Python Itertools Combinations

Source

What?

This is a brief note on the python itertools.combinations function.

from itertools import combinations

To make sure it's behaving the way I think it will I'll also use some other built-ins.

from itertools import count
from math import factorial
from math import comb as n_choose_k

Okay, but what?

The combinations function takes two arguments:

  • iterable: the source that you want to make combinations from
  • r: the length of the sequences you want to make

It returns all the r-length subsequences in the iterable (combinations).

A Count Function

The number of combinations of length k for a sequence of length n is the Binomial Coefficient.

\begin{align} \binom{n}{k} &= \frac{n(n-1) \cdots (n - k + 1)}{k(k-1) \cdots 1}\\ &= \frac{n!}{k!(n-k)!} \end{align}

I originally implemented a function for this but it turns out it got added to python as of 3.8 (number-theoretic functions). Here's my translation for reference. The calculation is actually really fast so you don't gain a lot from these toy problems using the standard library, but since it's there, why not?

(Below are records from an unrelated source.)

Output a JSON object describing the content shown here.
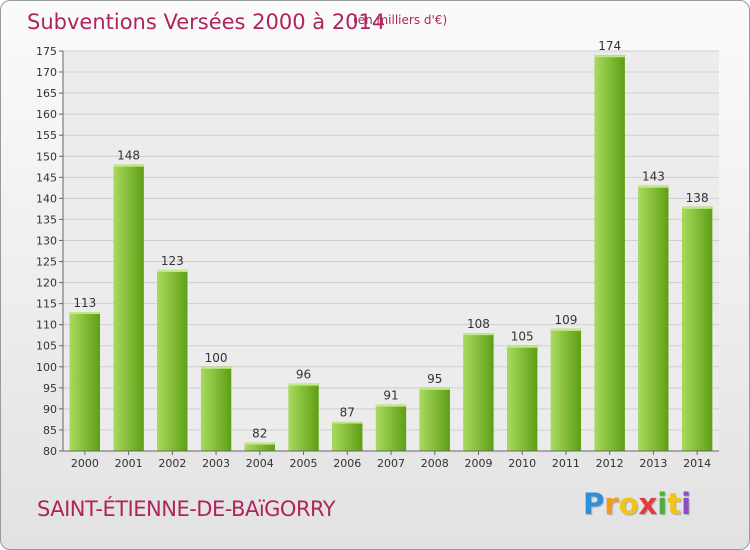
{
  "header": {
    "title": "Subventions Versées 2000 à 2014",
    "subtitle": "(en milliers d'€)"
  },
  "footer": {
    "commune": "SAINT-ÉTIENNE-DE-BAïGORRY",
    "logo_text": "Proxiti"
  },
  "colors": {
    "title": "#b0245c",
    "bar_light": "#a4d65a",
    "bar_dark": "#62a518",
    "background": "#ececec"
  },
  "chart_data": {
    "type": "bar",
    "title": "Subventions Versées 2000 à 2014",
    "subtitle": "(en milliers d'€)",
    "xlabel": "",
    "ylabel": "",
    "categories": [
      "2000",
      "2001",
      "2002",
      "2003",
      "2004",
      "2005",
      "2006",
      "2007",
      "2008",
      "2009",
      "2010",
      "2011",
      "2012",
      "2013",
      "2014"
    ],
    "values": [
      113,
      148,
      123,
      100,
      82,
      96,
      87,
      91,
      95,
      108,
      105,
      109,
      174,
      143,
      138
    ],
    "ylim": [
      80,
      175
    ],
    "yticks": [
      80,
      85,
      90,
      95,
      100,
      105,
      110,
      115,
      120,
      125,
      130,
      135,
      140,
      145,
      150,
      155,
      160,
      165,
      170,
      175
    ],
    "grid": true,
    "data_labels": true
  }
}
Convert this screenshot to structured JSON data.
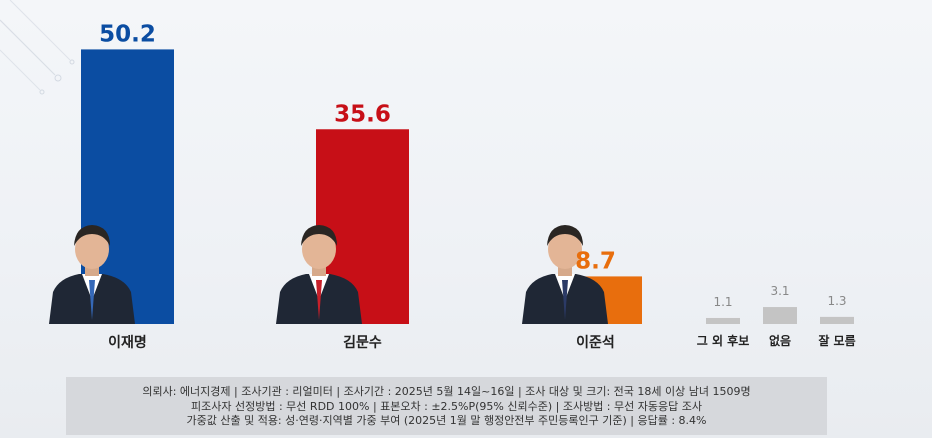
{
  "chart_data": {
    "type": "bar",
    "categories": [
      "이재명",
      "김문수",
      "이준석",
      "그 외 후보",
      "없음",
      "잘 모름"
    ],
    "values": [
      50.2,
      35.6,
      8.7,
      1.1,
      3.1,
      1.3
    ],
    "colors": [
      "#0b4da2",
      "#c70f17",
      "#e86e0d",
      "#c4c4c4",
      "#c4c4c4",
      "#c4c4c4"
    ],
    "value_colors": [
      "#0b4da2",
      "#c70f17",
      "#e86e0d",
      "#888888",
      "#888888",
      "#888888"
    ],
    "photos": [
      "candidate-photo-lee-jae-myung",
      "candidate-photo-kim-moon-soo",
      "candidate-photo-lee-jun-seok"
    ],
    "ylim": [
      0,
      55
    ],
    "grid": false,
    "legend": "none"
  },
  "footer": {
    "line1": "의뢰사: 에너지경제 | 조사기관 : 리얼미터  |  조사기간 : 2025년 5월 14일~16일 | 조사 대상 및 크기: 전국 18세 이상 남녀 1509명",
    "line2": "피조사자 선정방법 : 무선 RDD 100% | 표본오차 : ±2.5%P(95% 신뢰수준) | 조사방법 : 무선 자동응답 조사",
    "line3": "가중값 산출 및 적용: 성·연령·지역별 가중 부여 (2025년 1월 말 행정안전부 주민등록인구 기준) | 응답률 : 8.4%"
  }
}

def n_choose_k_one(n: int, k: int) -> int:
    """The Binomial Coefficient

    Args:
     n: the length of the source set
     k: the length of the combinations

    Returns:
     the number of combinations in the sequence
    """
    return factorial(n) / (factorial(k) * factorial(n - k))

Example One

This is given as an example in the documentation.

EXPECTEDS = "AB AC AD BC BD CD".split()
SOURCE = "ABCD"
k = 2
for combination, expected, total in zip(combinations(iterable=SOURCE, r=k), EXPECTEDS, count(start=1)):
    print(f" - {combination}")
    assert "".join(combination) == expected

n = len(SOURCE)
assert total == n_choose_k(n, k)

- ('A', 'B')
- ('A', 'C')
- ('A', 'D')
- ('B', 'C')
- ('B', 'D')
- ('C', 'D')

Note that it treated the string as a sequence and returns a tuple, not a sub-string. Also note that it doesn't swap orders, so "D" is never a first entry, for instance.

Example Two

This one is also from the documentation.

SOURCE = list(range(4))
n = len(SOURCE)
EXPECTEDS = [(0, 1, 2),
             (0, 1, 3),
             (0, 2, 3),
             (1, 2, 3)]
k = 3

for combination, expected, total in zip(combinations(SOURCE, k), EXPECTEDS, count(start=1)):
    print(combination)
    assert combination == expected

assert total == n_choose_k(n, k)

(0, 1, 2)
(0, 1, 3)
(0, 2, 3)
(1, 2, 3)